In the fourth quarter of 2011 net sales increased 4% to SEK 4,994 million, up from SEK 4,794 in 4Q 2010. Adjusted for exchange rate effects, 4Q net sales were up 5%. The group reported a 4Q loss of SEK 236 million, compared to a loss of SEK 63 million in 4Q 2010. Changes in exchange rates had a negative effect of SEK 47 million and costs directly related to production disturbances were SEK 30 million.
"2011 was a challenging year for Husqvarna," stated Hans Linnarson, president and CEO. "We experienced operational difficulties in one of our largest production facilities, which had a substantial negative impact on the group's operating income. Despite the issues, I am pleased that our sales, adjusted for changes in exchange rates, increased and we maintained our position as global leader."

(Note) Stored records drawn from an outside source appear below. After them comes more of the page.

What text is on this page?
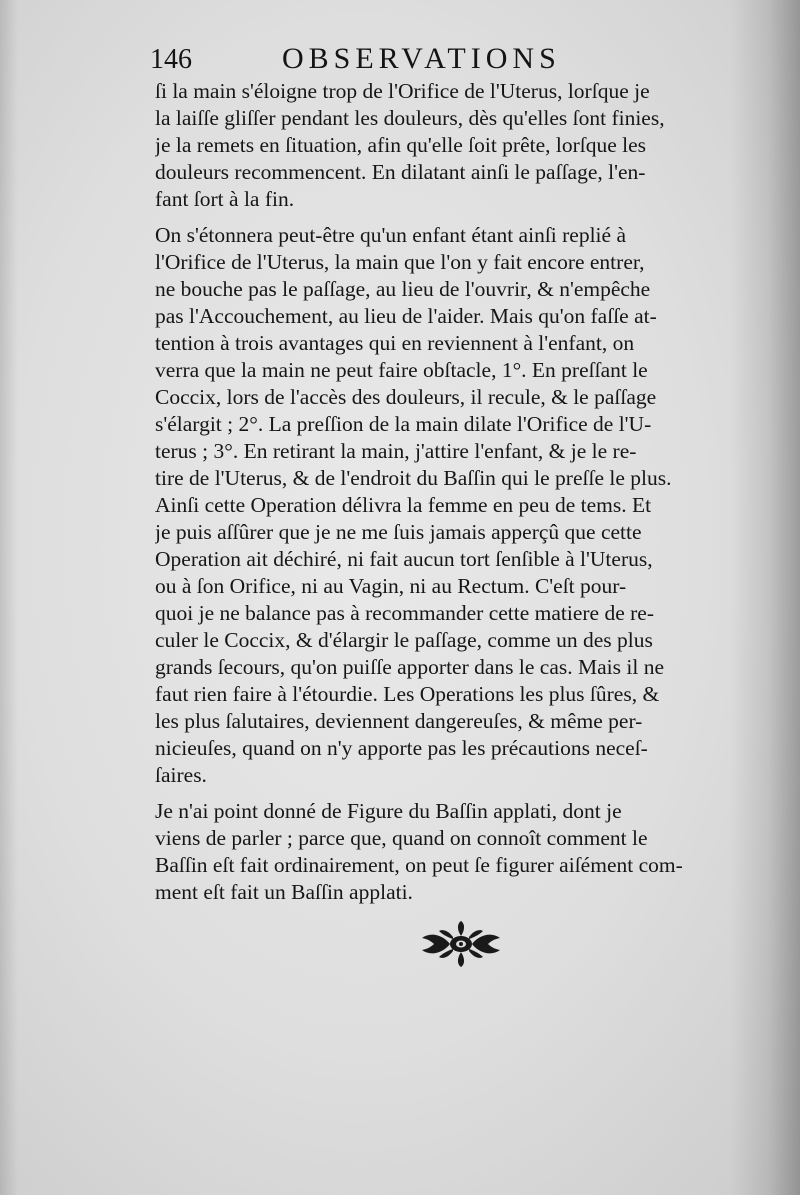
146	OBSERVATIONS
ſi la main s'éloigne trop de l'Orifice de l'Uterus, lorſque je
la laiſſe gliſſer pendant les douleurs, dès qu'elles ſont finies,
je la remets en ſituation, afin qu'elle ſoit prête, lorſque les
douleurs recommencent. En dilatant ainſi le paſſage, l'en-
fant ſort à la fin.
On s'étonnera peut-être qu'un enfant étant ainſi replié à
l'Orifice de l'Uterus, la main que l'on y fait encore entrer,
ne bouche pas le paſſage, au lieu de l'ouvrir, & n'empêche
pas l'Accouchement, au lieu de l'aider. Mais qu'on faſſe at-
tention à trois avantages qui en reviennent à l'enfant, on
verra que la main ne peut faire obſtacle, 1°. En preſſant le
Coccix, lors de l'accès des douleurs, il recule, & le paſſage
s'élargit ; 2°. La preſſion de la main dilate l'Orifice de l'U-
terus ; 3°. En retirant la main, j'attire l'enfant, & je le re-
tire de l'Uterus, & de l'endroit du Baſſin qui le preſſe le plus.
Ainſi cette Operation délivra la femme en peu de tems. Et
je puis aſſûrer que je ne me ſuis jamais apperçû que cette
Operation ait déchiré, ni fait aucun tort ſenſible à l'Uterus,
ou à ſon Orifice, ni au Vagin, ni au Rectum. C'eſt pour-
quoi je ne balance pas à recommander cette matiere de re-
culer le Coccix, & d'élargir le paſſage, comme un des plus
grands ſecours, qu'on puiſſe apporter dans le cas. Mais il ne
faut rien faire à l'étourdie. Les Operations les plus ſûres, &
les plus ſalutaires, deviennent dangereuſes, & même per-
nicieuſes, quand on n'y apporte pas les précautions neceſ-
ſaires.
Je n'ai point donné de Figure du Baſſin applati, dont je
viens de parler ; parce que, quand on connoît comment le
Baſſin eſt fait ordinairement, on peut ſe figurer aiſément com-
ment eſt fait un Baſſin applati.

Linnarson said Husqvarna market shares in key areas remained stable and in some areas increased, including in professional riding mowers, robotic lawn mowers, and construction equipment.
"In Americas, our North American operations remained challenging. Net sales recovered in the second half of the year, but operating income did not recover at the same pace. We are working to improve the margin in our US operations through sustainable measures to improve mix and efficiency," Linnarson said.
Linnarson noted that the normal seasonality in the outdoor power equipment industry means the fourth quarter is the smallest of the year for the group.
"The outlook regarding consumer demand is difficult to asses. As we have communicated earlier, our listings with major retail customers are unchanged compared with 2011, but with a slightly improved mix," Linnarson said.